Żużel. Chce wrócić na wysoki poziom. "Wiem, że jestem w stanie tego dokonać"

Materiały prasowe / Monster Media / Mateusz Wójcik / Na zdjęciu: Tai Woffinden
Materiały prasowe / Monster Media / Mateusz Wójcik / Na zdjęciu: Tai Woffinden

Działacze Vastervik Speedway nie zwalniają tempa i w środę ogłosili dziewiątego zawodnika, który przywdzieje barwy tej drużyny w sezonie 2025. - Wprowadzamy dodatkowy kaliber - mówi menedżer zespołu.

Tai Woffinden w polskiej lidze po trzynastu sezonach spędzonych w barwach Betard Sparty Wrocław zmienił otoczenie i z PGE Ekstraligi przeniósł się na jej zaplecze do Texom Stali Rzeszów. W szwedzkiej Bauhaus-Ligan Brytyjczyk nadal będzie związany z Vastervik Speedway.

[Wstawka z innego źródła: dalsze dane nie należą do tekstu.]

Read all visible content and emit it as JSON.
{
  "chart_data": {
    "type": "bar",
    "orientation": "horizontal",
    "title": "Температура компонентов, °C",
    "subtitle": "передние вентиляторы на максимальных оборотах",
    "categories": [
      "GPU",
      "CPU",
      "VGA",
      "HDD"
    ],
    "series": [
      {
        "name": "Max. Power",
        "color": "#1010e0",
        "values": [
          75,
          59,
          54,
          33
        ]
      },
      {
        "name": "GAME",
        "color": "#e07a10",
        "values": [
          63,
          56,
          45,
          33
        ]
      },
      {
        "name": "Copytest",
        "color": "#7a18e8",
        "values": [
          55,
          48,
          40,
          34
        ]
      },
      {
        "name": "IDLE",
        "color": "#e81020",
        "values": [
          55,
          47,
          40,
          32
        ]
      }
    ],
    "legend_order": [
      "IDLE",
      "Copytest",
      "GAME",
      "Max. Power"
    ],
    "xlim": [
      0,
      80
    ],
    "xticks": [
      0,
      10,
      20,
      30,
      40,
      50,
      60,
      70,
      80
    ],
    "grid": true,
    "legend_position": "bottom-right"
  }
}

- To bardzo miłe, że Tai, będzie z nami kolejny sezon. Niestety, ale przez ostatnie dwa sezony z powodu kontuzji nie mogliśmy z niego korzystać w play-offach, więc oby do trzech razy sztuka. Tai na pewno, nie pojedzie u nas pełnego sezonu, ale będzie dostępny przede wszystkim na kluczową fazę rozgrywek. Mając go w składzie, wprowadzamy dodatkowy kaliber i nie mam wątpliwości, że po groźnej kontuzji wróci na swój poziom - mówi Morgan Andersson, menedżer zespołu w komunikacie prasowym.

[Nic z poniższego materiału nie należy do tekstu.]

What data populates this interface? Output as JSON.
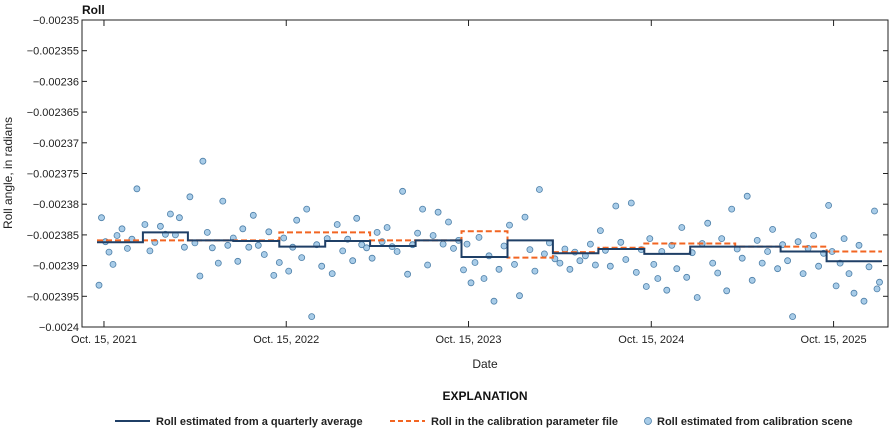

W ostatnich rozgrywkach Brytyjczyk nie wystartował w Drużynowych Mistrzostwach Szwecji. Dla Vastervik Speedway jest dziewiątym zakontraktowanym zawodnikiem. Wcześniej stosowne dokumenty parafowali m.in. Robert Lambert, Mads Hansen, czy Fredrik Lindgren.

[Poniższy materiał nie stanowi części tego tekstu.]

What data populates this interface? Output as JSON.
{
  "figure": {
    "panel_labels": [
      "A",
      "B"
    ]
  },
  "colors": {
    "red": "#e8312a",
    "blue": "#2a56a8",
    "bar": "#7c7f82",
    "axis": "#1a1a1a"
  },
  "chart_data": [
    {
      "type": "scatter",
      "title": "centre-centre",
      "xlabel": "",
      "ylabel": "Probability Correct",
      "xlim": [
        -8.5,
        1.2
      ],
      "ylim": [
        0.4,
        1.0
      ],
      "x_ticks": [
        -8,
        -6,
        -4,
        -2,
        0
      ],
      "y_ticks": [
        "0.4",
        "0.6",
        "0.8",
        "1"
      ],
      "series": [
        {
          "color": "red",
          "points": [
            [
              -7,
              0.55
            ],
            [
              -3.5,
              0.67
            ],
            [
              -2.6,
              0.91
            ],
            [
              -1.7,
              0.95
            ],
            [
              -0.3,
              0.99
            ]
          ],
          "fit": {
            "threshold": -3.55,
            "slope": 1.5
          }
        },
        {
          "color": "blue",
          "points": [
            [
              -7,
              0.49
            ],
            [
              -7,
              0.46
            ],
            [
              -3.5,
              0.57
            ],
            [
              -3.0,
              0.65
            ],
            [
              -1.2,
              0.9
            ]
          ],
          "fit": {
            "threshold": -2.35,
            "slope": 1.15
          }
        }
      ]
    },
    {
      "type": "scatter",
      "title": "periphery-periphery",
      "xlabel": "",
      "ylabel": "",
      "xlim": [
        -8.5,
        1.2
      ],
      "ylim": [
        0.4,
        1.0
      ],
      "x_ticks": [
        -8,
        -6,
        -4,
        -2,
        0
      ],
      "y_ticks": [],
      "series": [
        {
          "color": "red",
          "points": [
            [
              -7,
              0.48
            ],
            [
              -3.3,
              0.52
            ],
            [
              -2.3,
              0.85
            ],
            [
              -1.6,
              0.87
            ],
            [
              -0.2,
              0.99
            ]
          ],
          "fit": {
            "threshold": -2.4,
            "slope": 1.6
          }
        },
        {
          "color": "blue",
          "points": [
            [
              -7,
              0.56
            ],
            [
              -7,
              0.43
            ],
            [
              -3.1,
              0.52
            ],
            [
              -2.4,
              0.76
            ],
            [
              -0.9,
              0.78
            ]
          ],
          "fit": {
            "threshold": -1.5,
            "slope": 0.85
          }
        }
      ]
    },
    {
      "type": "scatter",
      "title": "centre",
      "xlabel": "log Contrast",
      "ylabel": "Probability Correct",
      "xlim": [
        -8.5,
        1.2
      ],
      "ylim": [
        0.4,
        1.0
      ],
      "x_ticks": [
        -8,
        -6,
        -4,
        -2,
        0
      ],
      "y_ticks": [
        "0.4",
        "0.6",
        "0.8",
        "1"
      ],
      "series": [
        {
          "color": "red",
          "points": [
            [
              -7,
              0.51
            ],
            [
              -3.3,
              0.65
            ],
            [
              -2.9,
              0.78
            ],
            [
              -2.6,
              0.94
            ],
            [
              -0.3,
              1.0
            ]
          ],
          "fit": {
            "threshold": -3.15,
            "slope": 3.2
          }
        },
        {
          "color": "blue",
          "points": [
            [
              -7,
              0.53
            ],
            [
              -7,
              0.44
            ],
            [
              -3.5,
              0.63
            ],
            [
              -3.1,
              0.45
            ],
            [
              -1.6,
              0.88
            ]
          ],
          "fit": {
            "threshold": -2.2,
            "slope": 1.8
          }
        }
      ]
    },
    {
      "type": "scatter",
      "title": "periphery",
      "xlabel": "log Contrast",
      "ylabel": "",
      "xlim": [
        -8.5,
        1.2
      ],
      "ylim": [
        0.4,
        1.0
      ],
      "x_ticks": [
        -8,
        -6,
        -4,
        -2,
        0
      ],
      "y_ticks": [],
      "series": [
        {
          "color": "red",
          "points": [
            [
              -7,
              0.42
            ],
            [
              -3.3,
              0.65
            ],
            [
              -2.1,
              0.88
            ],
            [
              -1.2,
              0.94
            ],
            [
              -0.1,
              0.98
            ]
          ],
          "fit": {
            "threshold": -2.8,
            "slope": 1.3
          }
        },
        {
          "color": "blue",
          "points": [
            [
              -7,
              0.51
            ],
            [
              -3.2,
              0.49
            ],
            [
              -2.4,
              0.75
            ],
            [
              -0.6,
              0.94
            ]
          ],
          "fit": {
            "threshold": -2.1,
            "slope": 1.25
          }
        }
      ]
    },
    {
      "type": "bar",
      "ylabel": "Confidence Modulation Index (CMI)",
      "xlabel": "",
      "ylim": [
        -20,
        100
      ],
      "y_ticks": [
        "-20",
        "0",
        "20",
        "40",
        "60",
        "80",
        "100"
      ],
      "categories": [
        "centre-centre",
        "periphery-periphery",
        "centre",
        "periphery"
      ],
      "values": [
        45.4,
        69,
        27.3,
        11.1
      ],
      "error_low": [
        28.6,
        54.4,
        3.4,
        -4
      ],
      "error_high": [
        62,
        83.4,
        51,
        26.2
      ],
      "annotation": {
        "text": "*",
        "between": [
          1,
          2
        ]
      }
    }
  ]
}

- Bardzo podoba mi się w tym klubie. Mogę powiedzieć, że czuję, że coś jest niedokończone, bo przez ostatnie kontuzje wiele rzeczy mi odpadło, chociażby seria Grand Prix. Chcę wrócić na swój wysoki poziom i wiem, że jestem w stanie tego dokonać. W Vastervik też mamy pewne nieskończone sprawy - przyznał Woffinden.

Oprócz wymienionych Brytyjczyków, Duńczyka i Szweda w Vastervik Speedway w sezonie 2025 ujrzymy również: Bartosza Smektałę, Matiasa Nielsena, Jacoba Thorssella, Antona Karlssona oraz Noela Wahlqvista.

ZOBACZ WIDEO: Mówi o tym, co wydarzyło się w Stali. "Głupią decyzją wykreowali 700 tys. zł strat"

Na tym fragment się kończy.